Item 5.02. Departure of Directors or Certain Officers; Election of Directors; Appointment of Certain Officers; Compensatory Arrangements of Certain Officers.

(b) On October 3, 2016, Robert J. Mulroy, the President, Chief Executive Officer and a director of the Company, resigned from each of such positions.

(c) Effective October 3, 2016, the Board appointed Gary Crocker, the Company’s Chairman of the Board, as the interim President and Chief Executive Officer of the Company. Mr. Crocker, age 64, has served as a member of the Board since 2004 and as Chairman of the Board since 2005. Mr. Crocker has served as President and Managing Director of Crocker Ventures, LLC, a privately-held life science investment firm funding differentiated biotechnology and medical device companies, since 2002. Mr. Crocker has held senior executive positions or served on the board of directors of several life science companies, including as Chairman of the Board of ARUP Laboratories, co-founder and director of Theratech, Inc. (acquired by Actavis plc) and President, Chief Executive Officer and founder of Research Medical, Inc. (acquired by Baxter International). Mr. Crocker also served on the boards of directors of the publicly traded firms Interleuken Genetics, Inc. and The Med-Design Corporation. Mr. Crocker served as a member
of the board of the Federal Reserve Branch of San Francisco from 1999 to 2007, and currently serves as the Chairman of the University of Utah’s Center for Medical Innovation and on the board of the Sorenson Legacy Foundation. Mr. Crocker holds an M.B.A. from Harvard Business School and a B.S. from Harvard College.

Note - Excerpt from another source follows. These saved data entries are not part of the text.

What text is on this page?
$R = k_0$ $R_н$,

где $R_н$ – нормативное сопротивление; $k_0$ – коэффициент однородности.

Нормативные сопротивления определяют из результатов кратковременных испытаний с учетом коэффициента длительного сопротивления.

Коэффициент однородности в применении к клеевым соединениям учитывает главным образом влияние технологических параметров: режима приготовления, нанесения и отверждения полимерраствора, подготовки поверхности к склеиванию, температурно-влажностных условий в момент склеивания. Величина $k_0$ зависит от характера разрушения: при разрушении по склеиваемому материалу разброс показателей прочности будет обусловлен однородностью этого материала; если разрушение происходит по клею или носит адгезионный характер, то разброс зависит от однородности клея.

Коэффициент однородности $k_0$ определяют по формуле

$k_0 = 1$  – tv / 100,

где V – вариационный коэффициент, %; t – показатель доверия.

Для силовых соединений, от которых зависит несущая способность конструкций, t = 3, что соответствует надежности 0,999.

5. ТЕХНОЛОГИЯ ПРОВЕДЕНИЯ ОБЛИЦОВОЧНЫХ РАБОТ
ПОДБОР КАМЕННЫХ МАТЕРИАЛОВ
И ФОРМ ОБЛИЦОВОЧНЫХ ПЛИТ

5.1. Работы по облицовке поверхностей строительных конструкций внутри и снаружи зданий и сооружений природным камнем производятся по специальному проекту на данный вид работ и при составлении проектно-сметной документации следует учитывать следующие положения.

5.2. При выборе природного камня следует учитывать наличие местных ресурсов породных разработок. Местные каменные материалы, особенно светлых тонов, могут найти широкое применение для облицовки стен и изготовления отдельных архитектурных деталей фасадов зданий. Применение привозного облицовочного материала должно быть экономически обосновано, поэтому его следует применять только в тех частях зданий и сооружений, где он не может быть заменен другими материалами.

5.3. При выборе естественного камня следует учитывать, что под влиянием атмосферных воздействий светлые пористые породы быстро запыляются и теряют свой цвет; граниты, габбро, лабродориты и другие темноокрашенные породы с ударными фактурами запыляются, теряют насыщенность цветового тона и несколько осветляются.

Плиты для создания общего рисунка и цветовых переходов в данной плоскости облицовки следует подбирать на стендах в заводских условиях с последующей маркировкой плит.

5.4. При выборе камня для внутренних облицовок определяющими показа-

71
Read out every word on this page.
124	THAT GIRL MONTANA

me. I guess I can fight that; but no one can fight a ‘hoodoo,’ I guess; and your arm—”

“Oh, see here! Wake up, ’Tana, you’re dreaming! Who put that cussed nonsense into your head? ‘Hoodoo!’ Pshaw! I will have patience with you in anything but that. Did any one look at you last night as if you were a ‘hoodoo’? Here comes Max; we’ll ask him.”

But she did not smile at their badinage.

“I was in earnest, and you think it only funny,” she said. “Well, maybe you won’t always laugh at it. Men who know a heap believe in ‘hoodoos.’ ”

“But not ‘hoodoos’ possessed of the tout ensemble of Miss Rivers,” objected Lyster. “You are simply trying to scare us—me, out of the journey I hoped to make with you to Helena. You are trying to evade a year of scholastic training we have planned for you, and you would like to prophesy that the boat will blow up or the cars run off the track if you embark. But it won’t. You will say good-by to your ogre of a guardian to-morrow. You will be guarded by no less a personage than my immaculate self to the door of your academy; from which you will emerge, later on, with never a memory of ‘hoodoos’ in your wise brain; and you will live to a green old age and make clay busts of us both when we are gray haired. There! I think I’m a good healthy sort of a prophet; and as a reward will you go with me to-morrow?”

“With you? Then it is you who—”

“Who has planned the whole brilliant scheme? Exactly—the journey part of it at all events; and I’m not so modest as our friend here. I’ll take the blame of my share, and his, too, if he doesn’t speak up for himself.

Mr. Crocker is not receiving any additional compensation for his service as interim President and Chief Executive Officer of the Company. Mr. Crocker is compensated for his service on the Board pursuant to the existing terms of the Company’s director compensation policy.

(e) On October 3, 2016, the Company and Mr. Mulroy entered into a Separation and Release of Claims Agreement (the "Separation Agreement"). Pursuant to the Separation Agreement, in connection with Mr. Mulroy resigning as President, Chief Executive Officer and a director of the Company, the Company agreed to:

• commencing on the first regularly scheduled payroll date following December 2, 2016, continue paying Mr. Mulroy’s annual base salary of $598,689 for a period of twelve (12) months (the "Severance Period");

• continue paying the share of the premium for Mr. Mulroy’s health and dental insurance through the end of the Severance Period that it currently pays on behalf of active and similarly situated employees who receive the same type of coverage and/or to otherwise continue to provide to Mr. Mulroy during the Severance Period all Company employee benefit plans and arrangements available to the Company’s senior management employees; and

• on December 2, 2016, pay Mr. Mulroy a pro-rated bonus of $154,271.
The Separation Agreement also included a release of claims by Mr. Mulroy against the Company.

In addition, on October 3, 2016, the Company and Mr. Mulroy entered into a Consulting Agreement (the "Consulting
Agreement"), pursuant to which Mr. Mulroy will assist Mr. Crocker with the leadership transition of the Company, as directed by Mr. Crocker. Mr. Mulroy will be compensated at a rate of $300 per hour for his services under the Consulting Agreement. The term of the Consulting Agreement continues until October 2, 2019.

Either the Company or Mr. Mulroy may terminate the Consulting Agreement at any time, with or without cause. In the event the Company terminates the Consulting Agreement without cause (as defined therein), all unvested equity awards granted to Mr. Mulroy will immediately vest and remain exercisable in accordance with the applicable equity plans and award agreements.